Ram Karan Malhotra

I have you lived in Delhi for over forty years. I was born in Jaipur, in Rajasthan. I start my work at 5am because I like the air at that time; it’s cooler and not so dusty. By the afternoon or evening, it suffocates me. You can’t breathe because the air is so thick with dust.

I have an allergy that makes a lot of my work very difficult. I get an allergic reaction to any kind of work that involves mixing concrete or shovelling dirt, so it becomes hard for me to breathe and I start coughing a lot.

I’ve never thought about [why the air is dirty]. All I can say is that I feel how much better the air is in the morning. By the end of the day the dirty air covers the city like a blanket. But I’ve never thought about why it becomes like that.

The buses produce a lot of black smoke. When you’re in the vehicle behind one of those buses or a truck then you literally hold your breath and put your shirt over your mouth. The black air is very harmful. I feel that there’s been no change in the air quality over the last forty years, but what I do feel is that the air is only breathable in the morning. That’s the only time of the day I enjoy walking around Delhi. After that, everything becomes mixed up and the air starts to suffocate me.

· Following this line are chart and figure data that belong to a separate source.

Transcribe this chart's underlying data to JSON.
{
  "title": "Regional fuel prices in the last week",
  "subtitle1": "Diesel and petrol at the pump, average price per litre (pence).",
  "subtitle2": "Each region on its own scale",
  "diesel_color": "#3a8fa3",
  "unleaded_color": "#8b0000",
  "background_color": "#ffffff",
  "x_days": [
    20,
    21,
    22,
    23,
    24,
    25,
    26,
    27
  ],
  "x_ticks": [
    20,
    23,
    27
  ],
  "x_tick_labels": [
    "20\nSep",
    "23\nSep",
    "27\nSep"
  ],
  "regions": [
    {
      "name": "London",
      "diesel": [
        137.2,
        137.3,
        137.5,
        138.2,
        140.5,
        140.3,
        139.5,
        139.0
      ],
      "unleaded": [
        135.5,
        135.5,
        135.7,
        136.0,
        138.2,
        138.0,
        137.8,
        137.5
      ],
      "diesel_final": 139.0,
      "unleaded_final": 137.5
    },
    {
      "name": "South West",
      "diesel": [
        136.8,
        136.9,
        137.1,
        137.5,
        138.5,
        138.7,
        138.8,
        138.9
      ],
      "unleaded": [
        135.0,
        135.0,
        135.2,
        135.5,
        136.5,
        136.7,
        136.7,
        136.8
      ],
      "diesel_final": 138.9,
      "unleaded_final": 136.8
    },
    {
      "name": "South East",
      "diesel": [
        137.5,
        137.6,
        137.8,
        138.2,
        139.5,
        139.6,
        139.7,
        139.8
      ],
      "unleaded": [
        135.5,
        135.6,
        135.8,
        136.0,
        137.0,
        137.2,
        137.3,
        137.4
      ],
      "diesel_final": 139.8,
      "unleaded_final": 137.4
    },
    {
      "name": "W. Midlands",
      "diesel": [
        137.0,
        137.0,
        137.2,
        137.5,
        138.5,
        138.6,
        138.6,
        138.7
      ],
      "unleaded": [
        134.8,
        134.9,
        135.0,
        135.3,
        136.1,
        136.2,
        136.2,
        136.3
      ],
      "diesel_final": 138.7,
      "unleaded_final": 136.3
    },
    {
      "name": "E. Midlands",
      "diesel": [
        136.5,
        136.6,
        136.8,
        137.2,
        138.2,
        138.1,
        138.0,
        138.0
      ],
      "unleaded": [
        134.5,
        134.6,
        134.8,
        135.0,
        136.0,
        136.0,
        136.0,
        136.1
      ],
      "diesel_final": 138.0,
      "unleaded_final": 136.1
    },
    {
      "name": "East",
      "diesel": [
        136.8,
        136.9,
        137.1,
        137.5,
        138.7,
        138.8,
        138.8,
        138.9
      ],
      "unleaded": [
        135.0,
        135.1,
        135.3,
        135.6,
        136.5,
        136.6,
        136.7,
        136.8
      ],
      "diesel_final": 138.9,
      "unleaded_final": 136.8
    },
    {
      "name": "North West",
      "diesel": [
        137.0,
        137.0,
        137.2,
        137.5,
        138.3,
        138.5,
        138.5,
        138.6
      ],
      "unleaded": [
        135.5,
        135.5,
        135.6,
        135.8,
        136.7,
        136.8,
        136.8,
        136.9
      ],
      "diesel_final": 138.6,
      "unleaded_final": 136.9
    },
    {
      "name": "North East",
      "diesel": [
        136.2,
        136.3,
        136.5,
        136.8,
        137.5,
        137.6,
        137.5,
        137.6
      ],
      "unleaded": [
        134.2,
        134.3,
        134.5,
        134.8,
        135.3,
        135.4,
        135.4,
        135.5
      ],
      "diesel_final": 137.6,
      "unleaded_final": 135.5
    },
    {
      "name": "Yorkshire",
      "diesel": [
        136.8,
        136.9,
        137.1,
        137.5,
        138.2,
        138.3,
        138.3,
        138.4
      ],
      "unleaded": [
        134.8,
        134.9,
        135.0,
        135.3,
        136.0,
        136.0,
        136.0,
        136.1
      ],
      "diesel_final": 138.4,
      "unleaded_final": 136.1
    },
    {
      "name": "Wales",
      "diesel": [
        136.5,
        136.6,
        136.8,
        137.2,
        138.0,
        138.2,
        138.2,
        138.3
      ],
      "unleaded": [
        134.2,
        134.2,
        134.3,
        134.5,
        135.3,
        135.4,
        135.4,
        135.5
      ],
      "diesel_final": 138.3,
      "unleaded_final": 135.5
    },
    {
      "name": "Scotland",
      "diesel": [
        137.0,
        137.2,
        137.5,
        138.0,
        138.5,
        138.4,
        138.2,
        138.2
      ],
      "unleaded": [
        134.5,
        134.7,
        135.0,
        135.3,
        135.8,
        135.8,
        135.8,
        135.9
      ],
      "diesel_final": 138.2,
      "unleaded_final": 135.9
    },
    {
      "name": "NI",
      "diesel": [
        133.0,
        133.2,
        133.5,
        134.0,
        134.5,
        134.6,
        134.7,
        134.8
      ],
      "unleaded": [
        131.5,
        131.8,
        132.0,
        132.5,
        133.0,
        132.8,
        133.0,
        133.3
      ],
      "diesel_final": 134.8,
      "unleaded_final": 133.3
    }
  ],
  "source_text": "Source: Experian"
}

When I go to my village in Rajasthan I feel younger, when I come back I feel unwell and my allergy returns. This whole team [around 17 other manual labourers] all have similar issues to me. So that’s why I’m not surprised that many people are dying from this bad air. One of my friends isn’t here because he’s gone back to his village. His breathing problem was very bad, he would feel suffocated and you could see the strain on his face when he started coughing.

There’s no strength [“takad”: Hindi word meaning power or strength] in this air. The air in my village has more takad. The air in Delhi doesn’t have any. The air here smells bad but in my village it is fresh and makes you feel good. There is open sewage all around the city and sometimes, when I walk past that or burning plastic or mixing concrete at work, I feel so weak.

[Then] I cough furiously. It happens at work very often as I am working in a dusty environment, and sometimes work next to large traffic jams, all day. I even have the problem at home; sometimes I cough a lot when my wife is cooking some spicy food! I feel completely suffocated and claustrophobic.

At work, I don’t have the time or the energy to think about something like that [how it might be better]! I’m not educated enough to even start thinking about a problem like that. I’m poor and my main concern is to earn money to survive and feed myself and family. I can’t make a change in such a big place. I realise it’s problematic for me but, each year, I work to survive and to take a break when I return to my village and take a break and regain my strength. That’s all I can do.